A recent survey from ChannelAdvisor Corporation, a leading provider of cloud-based e-commerce solutions that enable retailers and manufacturers to increase global sales, has the proof. Its E-Commerce Holiday Season Survey 2016, which polled about 200 U.S. and UK retailers, “found that 64 percent of respondents plan to increase digital marketing/advertising or offer online promotions earlier as their key strategies to increase 2016 holiday sales.”

“We’ve seen online shopping start earlier in the holiday season the last few years, and consumers have become much more active on mobile devices,” said ChannelAdvisor Executive Chairman Scot Wingo. “While Cyber Monday was the biggest online shopping day in 2015 according to our same-store sales data, consumers were much more active on Thanksgiving than past years.”

That’s why an early start is critical in 2016.

“It’s increasingly competitive for retailers to earn their share of consumers’ wallets, and this survey shows that retailers are being proactive by offering up more promotions, boosting ad spend and beginning their holiday promotions right now,” Wingo explained.
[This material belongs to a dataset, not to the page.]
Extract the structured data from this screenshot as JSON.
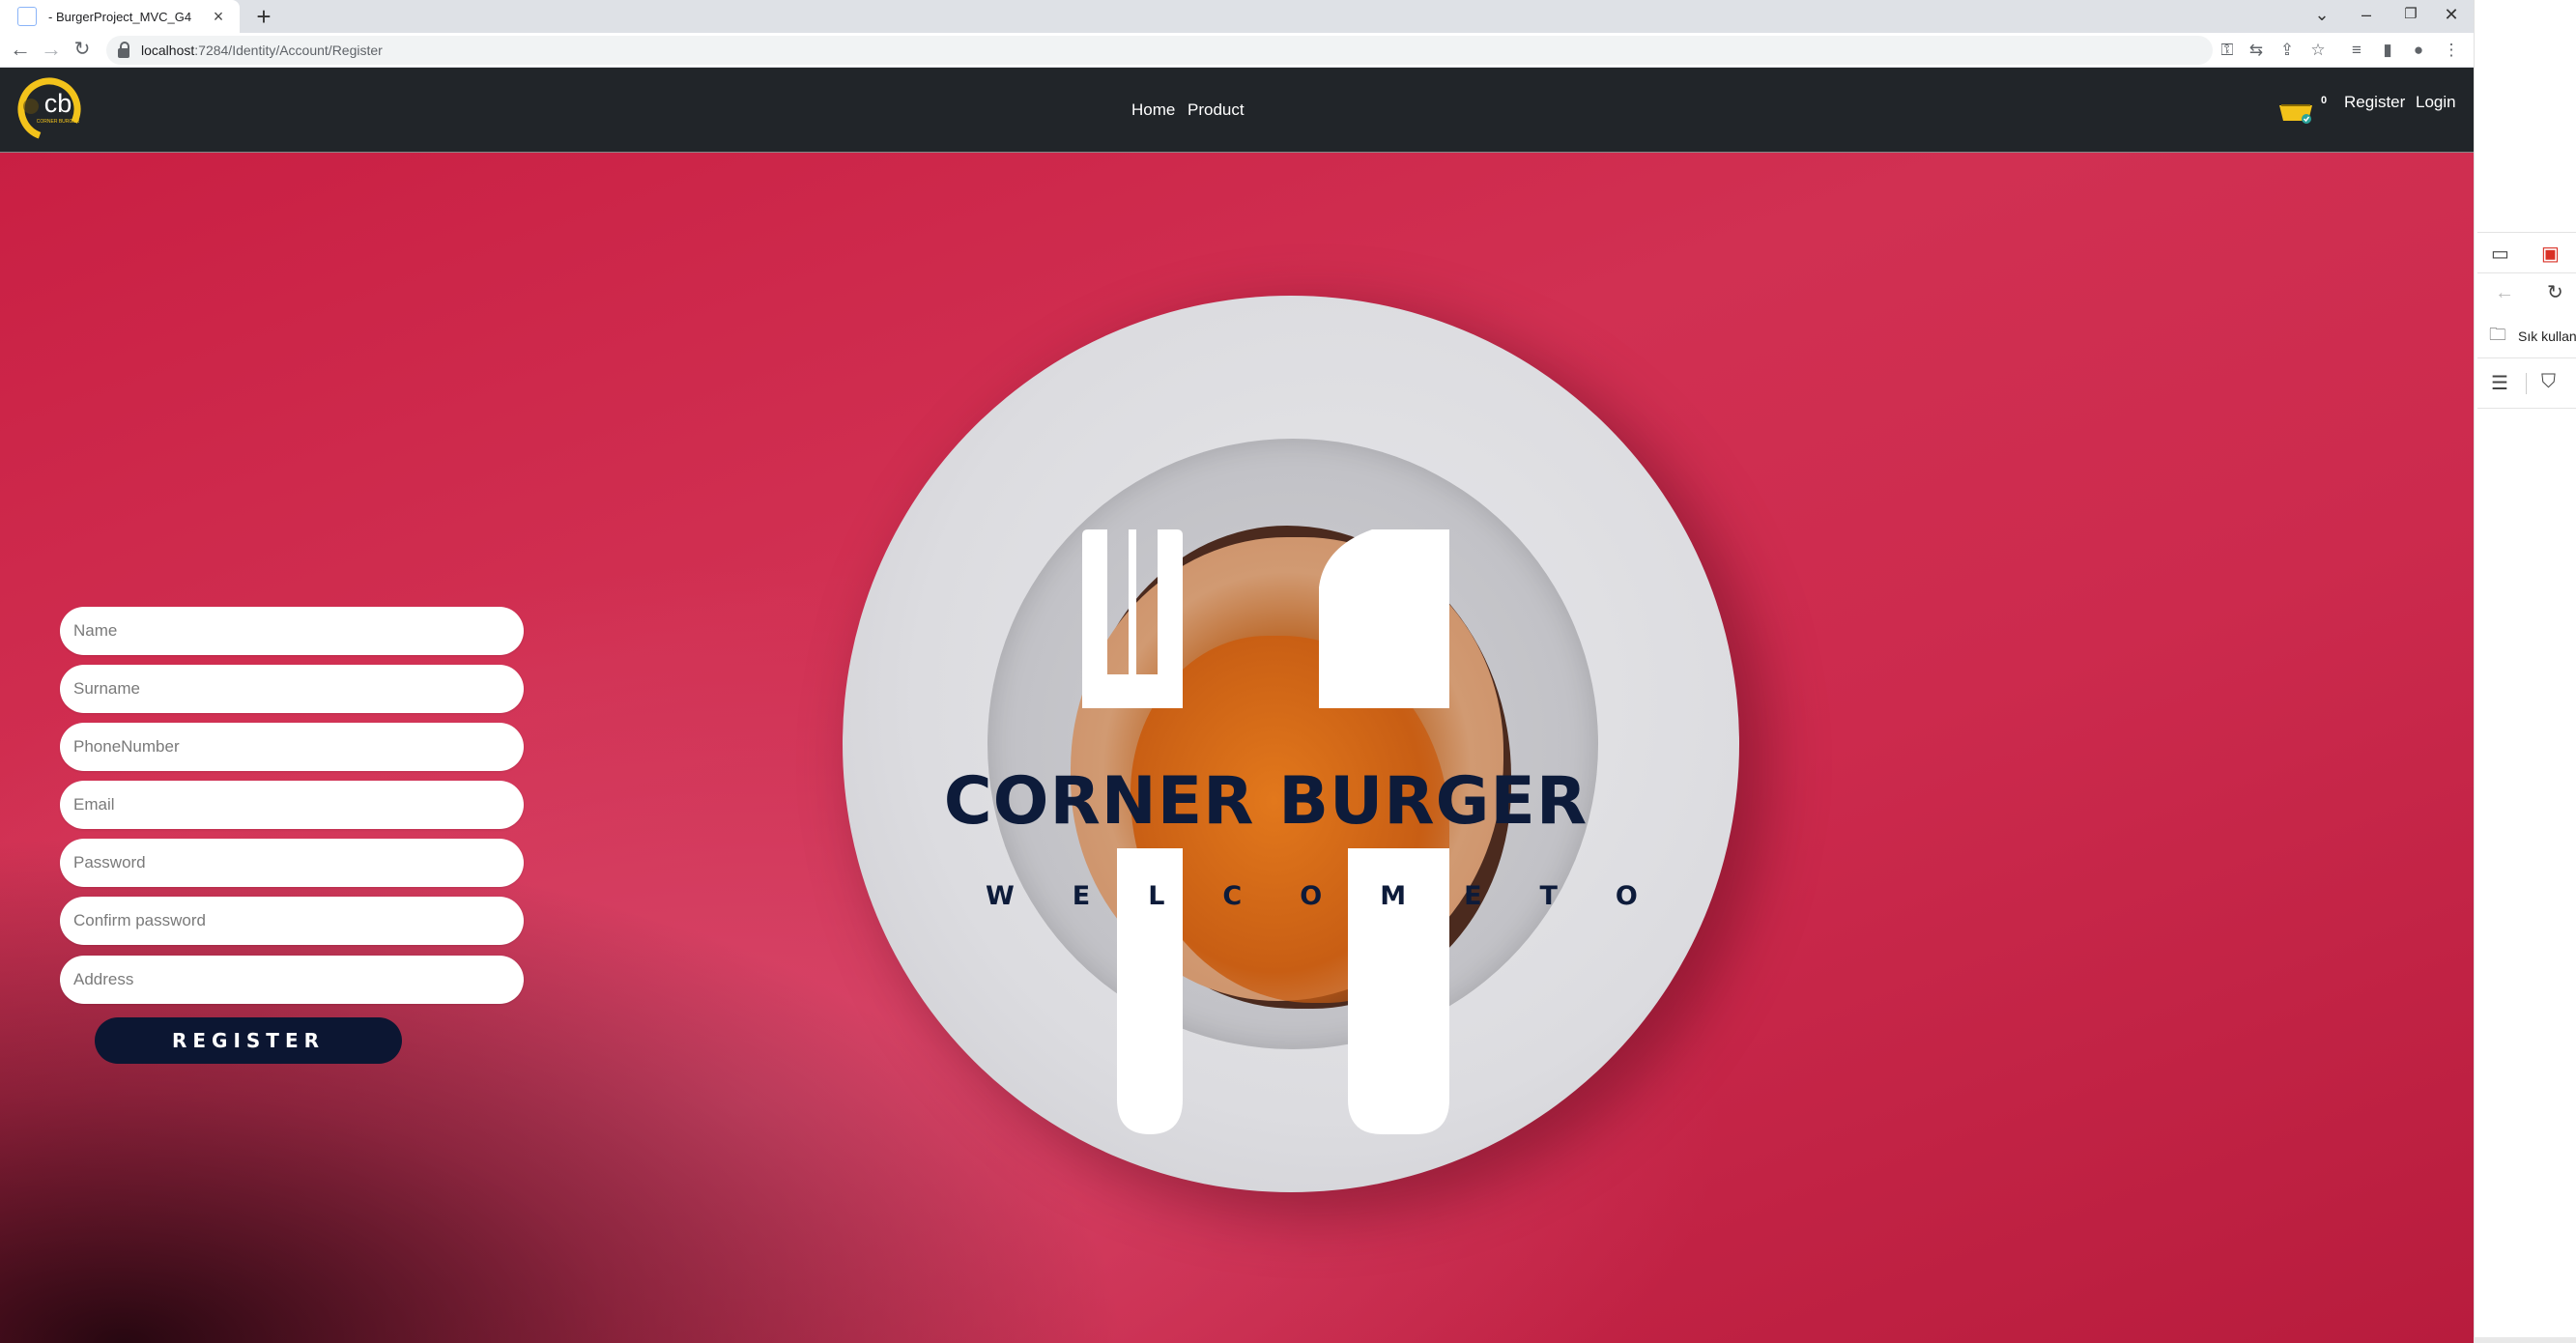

Why is the holiday season so critical? According to the survey:

  • An average of 52 percent of annual sales for these businesses is dependent upon the holiday season.
  • 48 percent of respondents anticipate that 2016 will bring an increase in online sales.
  • The top holiday strategy is to increase digital marketing and advertising spend.

Interestingly, fulfillment is the largest challenge for retailers during the holiday season, the report summary reads. About 51 percent of survey respondents said they worry about filling orders on time. Twenty eight percent worry about failing to respond quickly enough to competitor activity.

In addition to an early start, retailers are pressured into a late finish. The need to capture sales has led many retailers to extend their cut-off dates for guaranteed on-time Christmas/holiday deliveries to as late as the December 22 or later.